Inoltre, contrariamente al passato, queste crisi hanno visto una risposta coesa a livello europeo, che ha consentito di affrontare le turbolenze con un approccio diverso rispetto al passato. Fattori che dunque, in un momento dove si nota una politica più prudente da parte della Bce, devono essere presi in considerazione per orientare le politiche a livello europeo e nazionale.
Le lezioni che possiamo apprendere da questa crisi
E proprio sulla necessità di avere politiche dinamiche e basate sui dati hanno insistito Lucia Tajoli, professoressa della School of Management del Politecnico di Milano e Fedele De Novellis, Senior Economist e Partner di REF- Ricerche.
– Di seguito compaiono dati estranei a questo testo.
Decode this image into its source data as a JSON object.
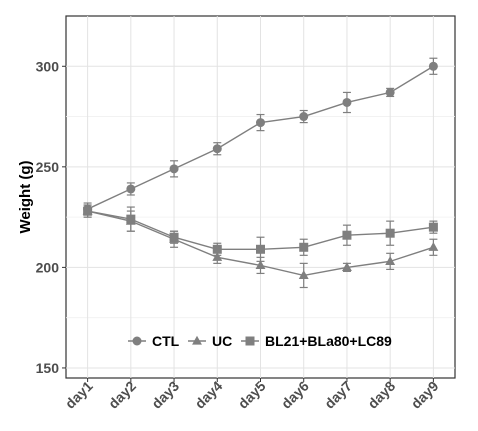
{
  "chart_data": {
    "type": "line",
    "title": "",
    "xlabel": "",
    "ylabel": "Weight (g)",
    "ylim": [
      145,
      325
    ],
    "yticks": [
      150,
      200,
      250,
      300
    ],
    "grid": true,
    "legend_position": "bottom-inside",
    "categories": [
      "day1",
      "day2",
      "day3",
      "day4",
      "day5",
      "day6",
      "day7",
      "day8",
      "day9"
    ],
    "series": [
      {
        "name": "CTL",
        "marker": "circle",
        "color": "#7f7f7f",
        "values": [
          229,
          239,
          249,
          259,
          272,
          275,
          282,
          287,
          300
        ],
        "error": [
          3,
          3,
          4,
          3,
          4,
          3,
          5,
          2,
          4
        ]
      },
      {
        "name": "UC",
        "marker": "triangle",
        "color": "#7f7f7f",
        "values": [
          228,
          223,
          214,
          205,
          201,
          196,
          200,
          203,
          210
        ],
        "error": [
          3,
          5,
          4,
          3,
          4,
          6,
          2,
          4,
          4
        ]
      },
      {
        "name": "BL21+BLa80+LC89",
        "marker": "square",
        "color": "#7f7f7f",
        "values": [
          228,
          224,
          215,
          209,
          209,
          210,
          216,
          217,
          220
        ],
        "error": [
          3,
          6,
          3,
          3,
          6,
          4,
          5,
          6,
          3
        ]
      }
    ]
  }
}
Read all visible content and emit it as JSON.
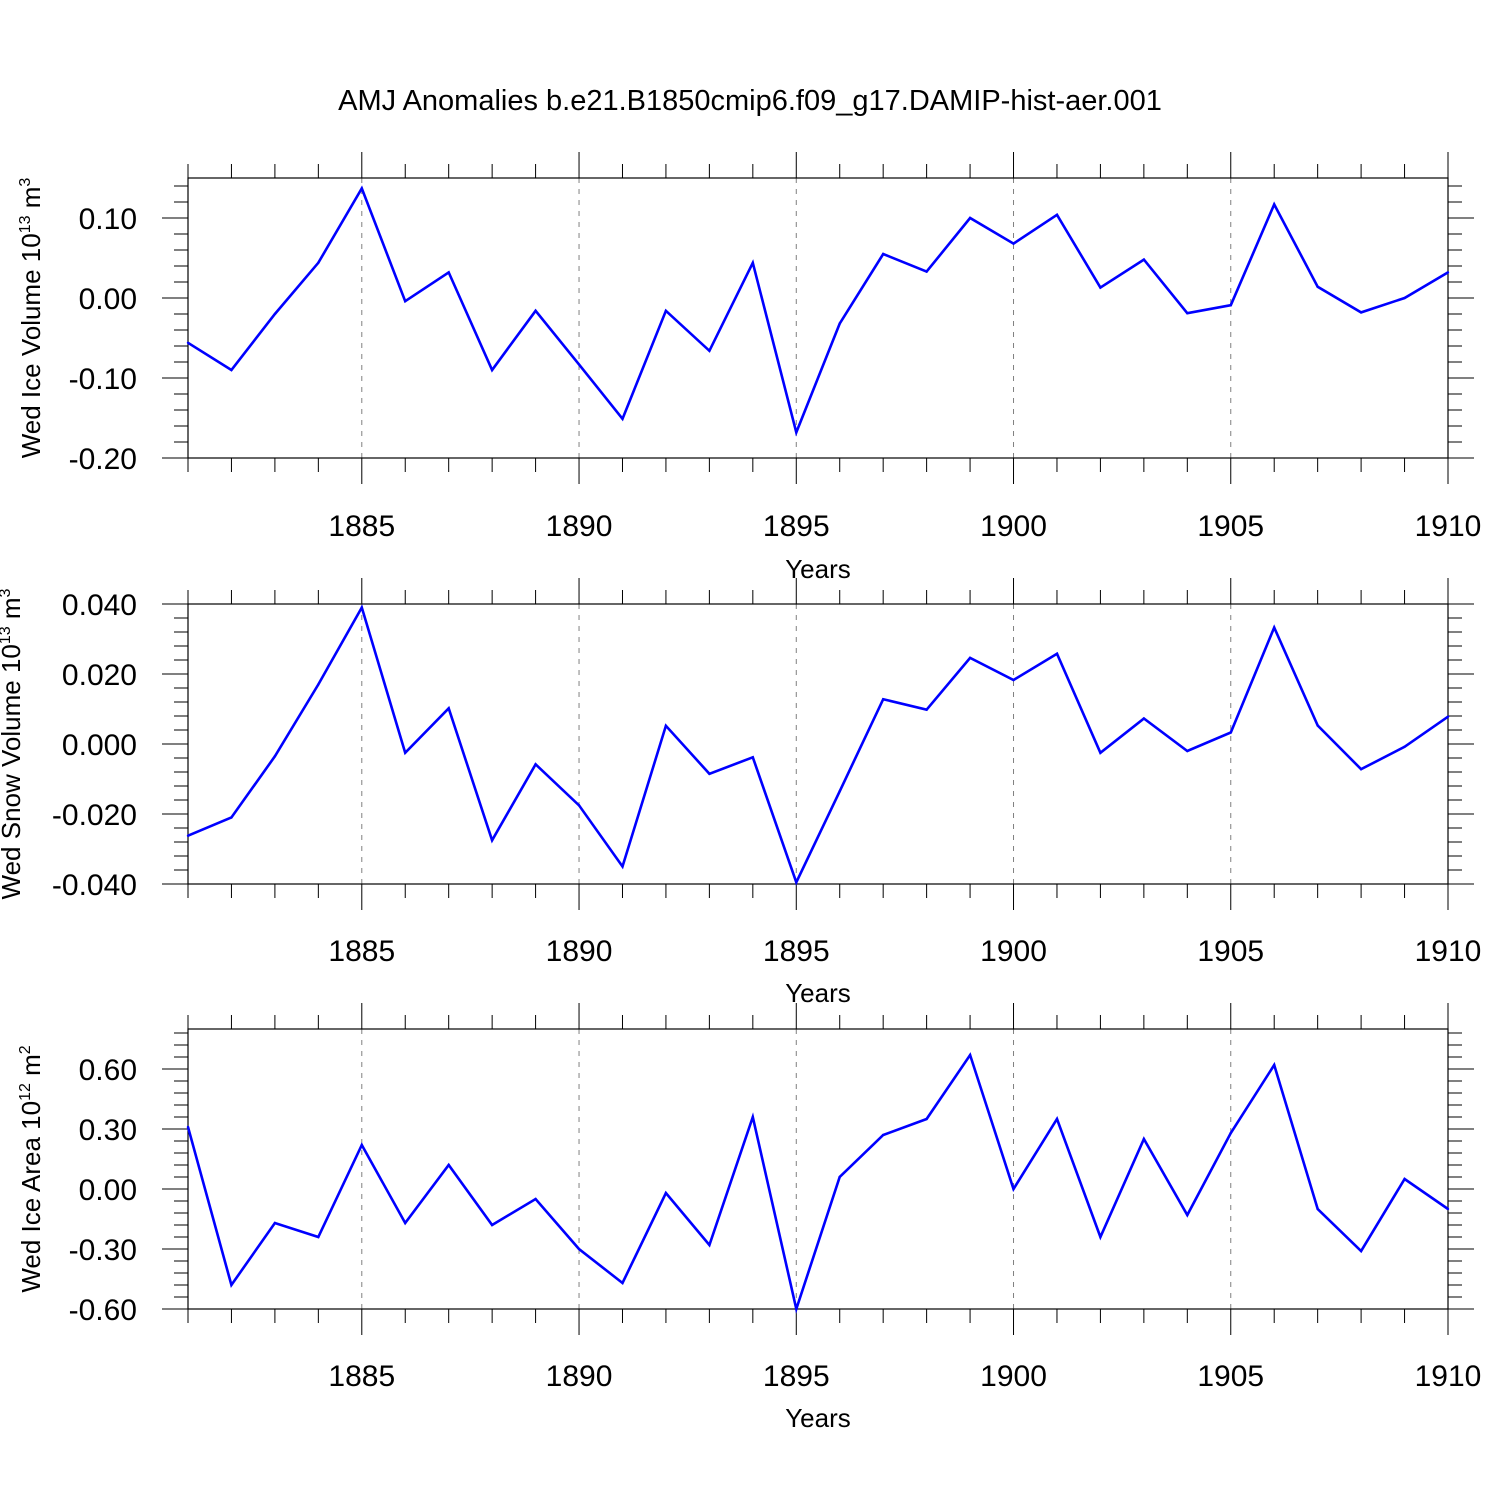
{
  "title": "AMJ Anomalies b.e21.B1850cmip6.f09_g17.DAMIP-hist-aer.001",
  "line_color": "#0000ff",
  "chart_data": [
    {
      "type": "line",
      "xlabel": "Years",
      "ylabel": "Wed Ice Volume 10",
      "ylabel_exp": "13",
      "ylabel_unit": "m",
      "ylabel_unit_exp": "3",
      "xlim": [
        1881,
        1910
      ],
      "ylim": [
        -0.2,
        0.15
      ],
      "xticks": [
        "1885",
        "1890",
        "1895",
        "1900",
        "1905",
        "1910"
      ],
      "yticks": [
        "0.10",
        "0.00",
        "-0.10",
        "-0.20"
      ],
      "grid": "dashed vertical at major x ticks",
      "x": [
        1881,
        1882,
        1883,
        1884,
        1885,
        1886,
        1887,
        1888,
        1889,
        1890,
        1891,
        1892,
        1893,
        1894,
        1895,
        1896,
        1897,
        1898,
        1899,
        1900,
        1901,
        1902,
        1903,
        1904,
        1905,
        1906,
        1907,
        1908,
        1909,
        1910
      ],
      "values": [
        -0.056,
        -0.09,
        -0.02,
        0.044,
        0.137,
        -0.004,
        0.032,
        -0.09,
        -0.016,
        -0.083,
        -0.151,
        -0.016,
        -0.066,
        0.044,
        -0.168,
        -0.032,
        0.055,
        0.033,
        0.1,
        0.068,
        0.104,
        0.013,
        0.048,
        -0.019,
        -0.009,
        0.117,
        0.014,
        -0.018,
        0.0,
        0.032
      ]
    },
    {
      "type": "line",
      "xlabel": "Years",
      "ylabel": "Wed Snow Volume 10",
      "ylabel_exp": "13",
      "ylabel_unit": "m",
      "ylabel_unit_exp": "3",
      "xlim": [
        1881,
        1910
      ],
      "ylim": [
        -0.04,
        0.04
      ],
      "xticks": [
        "1885",
        "1890",
        "1895",
        "1900",
        "1905",
        "1910"
      ],
      "yticks": [
        "0.040",
        "0.020",
        "0.000",
        "-0.020",
        "-0.040"
      ],
      "grid": "dashed vertical at major x ticks",
      "x": [
        1881,
        1882,
        1883,
        1884,
        1885,
        1886,
        1887,
        1888,
        1889,
        1890,
        1891,
        1892,
        1893,
        1894,
        1895,
        1896,
        1897,
        1898,
        1899,
        1900,
        1901,
        1902,
        1903,
        1904,
        1905,
        1906,
        1907,
        1908,
        1909,
        1910
      ],
      "values": [
        -0.0262,
        -0.021,
        -0.0035,
        0.017,
        0.039,
        -0.0025,
        0.0102,
        -0.0275,
        -0.0058,
        -0.0175,
        -0.035,
        0.0052,
        -0.0085,
        -0.0038,
        -0.0395,
        -0.0135,
        0.0128,
        0.0098,
        0.0246,
        0.0183,
        0.0258,
        -0.0025,
        0.0073,
        -0.002,
        0.0033,
        0.0333,
        0.0053,
        -0.0072,
        -0.0008,
        0.0078
      ]
    },
    {
      "type": "line",
      "xlabel": "Years",
      "ylabel": "Wed Ice Area 10",
      "ylabel_exp": "12",
      "ylabel_unit": "m",
      "ylabel_unit_exp": "2",
      "xlim": [
        1881,
        1910
      ],
      "ylim": [
        -0.6,
        0.8
      ],
      "xticks": [
        "1885",
        "1890",
        "1895",
        "1900",
        "1905",
        "1910"
      ],
      "yticks": [
        "0.60",
        "0.30",
        "0.00",
        "-0.30",
        "-0.60"
      ],
      "grid": "dashed vertical at major x ticks",
      "x": [
        1881,
        1882,
        1883,
        1884,
        1885,
        1886,
        1887,
        1888,
        1889,
        1890,
        1891,
        1892,
        1893,
        1894,
        1895,
        1896,
        1897,
        1898,
        1899,
        1900,
        1901,
        1902,
        1903,
        1904,
        1905,
        1906,
        1907,
        1908,
        1909,
        1910
      ],
      "values": [
        0.31,
        -0.48,
        -0.17,
        -0.24,
        0.22,
        -0.17,
        0.12,
        -0.18,
        -0.05,
        -0.3,
        -0.47,
        -0.02,
        -0.28,
        0.36,
        -0.6,
        0.06,
        0.27,
        0.35,
        0.67,
        0.0,
        0.35,
        -0.24,
        0.25,
        -0.13,
        0.28,
        0.62,
        -0.1,
        -0.31,
        0.05,
        -0.1
      ]
    }
  ]
}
In particolare, De Novellis ha sottolineato che la straordinaria reazione alla crisi energetica ha dimostrato come si possa cambiare anche in tempi brevi quando vi è la necessità e la volontà di farlo e che, alla luce di questo, è possibile vincere la sfida della transizione ambientale.
“La competitività si lega alla capacità di imprese e delle politiche di reagire a questi problemi. Occorrono quindi politiche in grado di rimettersi in discussione, in grado di interpretare i cambiamenti, in grado di mettere in discussione le proprie priorità a seconda delle circostanze. Politiche non dogmatiche e quindi non troppo legate né alle basi elettorali né alle lobby”, commenta.
“I risultati presentati oggi sottolineano il ruolo cruciale della politica economica“, aggiunge Tajoli. “Siamo un’economia di mercato, ma ciò non vuol dire che le cose devono essere lasciate andare senza alcun tipo di intervento. La politica economica può incidere sui risultati economici delle imprese e dei consumatori. Abbiamo assistito a massicci eventi di politiche fiscali – soprattutto, per la prima volta, c’è stata una politica fiscale di tipo europeo – e io credo che questo sia anche uno dei motivi per cui gli effetti e i risultati di questi shock siano stati diversi rispetto a crisi precedenti”.
Occorre quindi “non sprecare una buona crisi”, sottolinea Tajoli, e per farlo è necessario cogliere alcuni spunti di riflessione emersi dai dati dell’analisi realizzata dal rapporto, per promuovere la competitività del sistema Paese.
In particolare, il rapporto ha sottolineato come le grandi aziende abbiano avuto, rispetto alle aziende di più piccole dimensioni, una maggiore capacità di reazione allo shock della crisi energetica attraverso, ad esempio, la rinegoziazione dei contratti con i fornitori lungo la supply chain.
Inoltre, nonostante si sia verificato un ridimensionamento del commercio intra-UE – in quanto regione più colpita rispetto ad altre dagli effetti di questi shock – non si è registrato un cambiamento significativo rispetto ai principali partner commerciali delle aziende italiane.
“Le imprese italiane devono avere il coraggio di avventurarsi su mercati più lontani e difficili, ma che offrono importanti opportunità per le esportazioni. Un’occasione come questa poteva essere uno spunto per un massiccio riorientamento dell’export, perché vi è una classe media di Paesi emergenti con una forte domanda potenziale per i beni del Made in Italy ma questo potenziale in parte non viene sfruttato perché le nostre imprese sono troppo piccole”, spiega Tajoli.
E deve essere questo, secondo la professoressa, uno dei focus della politica economica del nostro Paese: aiutare le imprese a crescere per diventare più resilienti e beneficiare di opportunità che per le imprese piccole sono più difficili cogliere.